Winner of the Nobel Prize for literature and acknowledged as one of the greatest writers of our time, Samuel Beckett has had a profound impact upon the literary landscape of the twentieth century. In this one-volume collection of his fiction, drama, poetry, and critical writings, we get an unsurpassed look at his work.
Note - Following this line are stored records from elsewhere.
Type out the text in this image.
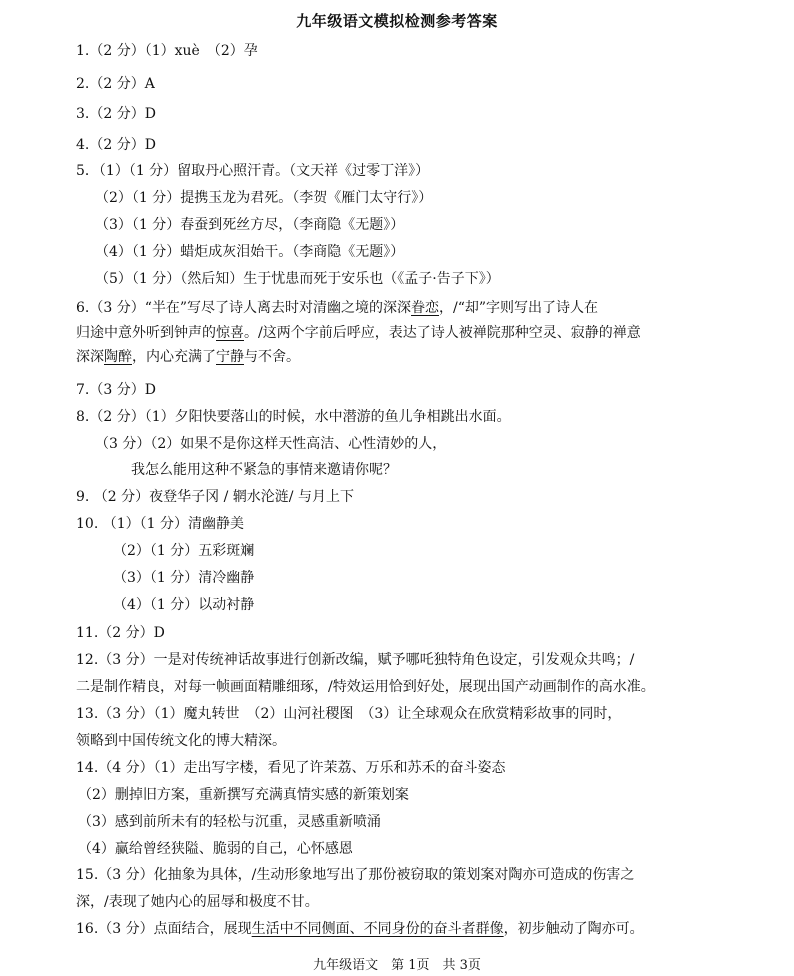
九年级语文模拟检测参考答案
1.（2 分）（1）xuè　（2）孕
2.（2 分）A
3.（2 分）D
4.（2 分）D
5．（1）（1 分）留取丹心照汗青。（文天祥《过零丁洋》）
（2）（1 分）提携玉龙为君死。（李贺《雁门太守行》）
（3）（1 分）春蚕到死丝方尽，（李商隐《无题》）
（4）（1 分）蜡炬成灰泪始干。（李商隐《无题》）
（5）（1 分）（然后知）生于忧患而死于安乐也（《孟子·告子下》）
6.（3 分）“半在”写尽了诗人离去时对清幽之境的深深眷恋，/“却”字则写出了诗人在
归途中意外听到钟声的惊喜。/这两个字前后呼应，表达了诗人被禅院那种空灵、寂静的禅意
深深陶醉，内心充满了宁静与不舍。
7.（3 分）D
8.（2 分）（1）夕阳快要落山的时候，水中潜游的鱼儿争相跳出水面。
（3 分）（2）如果不是你这样天性高洁、心性清妙的人，
我怎么能用这种不紧急的事情来邀请你呢？
9. （2 分）夜登华子冈 / 辋水沦涟/ 与月上下
10. （1）（1 分）清幽静美
（2）（1 分）五彩斑斓
（3）（1 分）清冷幽静
（4）（1 分）以动衬静
11.（2 分）D
12.（3 分）一是对传统神话故事进行创新改编，赋予哪吒独特角色设定，引发观众共鸣；/
二是制作精良，对每一帧画面精雕细琢，/特效运用恰到好处，展现出国产动画制作的高水准。
13.（3 分）（1）魔丸转世　（2）山河社稷图　（3）让全球观众在欣赏精彩故事的同时，
领略到中国传统文化的博大精深。
14.（4 分）（1）走出写字楼，看见了许茉荔、万乐和苏禾的奋斗姿态
（2）删掉旧方案，重新撰写充满真情实感的新策划案
（3）感到前所未有的轻松与沉重，灵感重新喷涌
（4）赢给曾经狭隘、脆弱的自己，心怀感恩
15.（3 分）化抽象为具体，/生动形象地写出了那份被窃取的策划案对陶亦可造成的伤害之
深，/表现了她内心的屈辱和极度不甘。
16.（3 分）点面结合，展现生活中不同侧面、不同身份的奋斗者群像，初步触动了陶亦可。
九年级语文　第 1页　共 3页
Included, among others, - The complete plays Waiting for Godot, Krapp’s Last Tape, Cascando, Eh Joe, Not I, and That Time - Selections from his novels Murphy, Watt, Mercier and Camier, Molloy, and The Unnamable - The shorter works “Dante and the Lobster,” “The Expelled,” Imagination Dead Imagine, and Lessness - A selection of Beckett’s poetry and critical writings With an indispensable introduction by editor and Beckett intimate Richard Seaver, and featuring a useful select bibliography, I Can’t Go On, I’ll Go On is indeed an invaluable introduction to a writer who has changed the face of modern literature.
Author

Samuel Barclay Beckett was an Irish avant-garde novelist, playwright, theatre director, and poet, who lived in France for most of his adult life. He wrote in both English and French. His work offers a bleak, tragicomic outlook on human nature, often coupled with black comedy and gallows humour. Beckett is widely regarded as among the most influential writers of the 20th century. Strongly influenced by James Joyce, he is considered one of the last modernists. As an inspiration to many later writers, he is also sometimes considered one of the first postmodernists. He is one of the key writers in what Martin Esslin called the "Theatre of the Absurd". His work became increasingly minimalist in his later career. Beckett was awarded the 1969 Nobel Prize in Literature "for his writing, which—in new forms for the novel and drama—in the destitution of modern man acquires its elevation". In 1984 he was elected Saoi of Aosdána.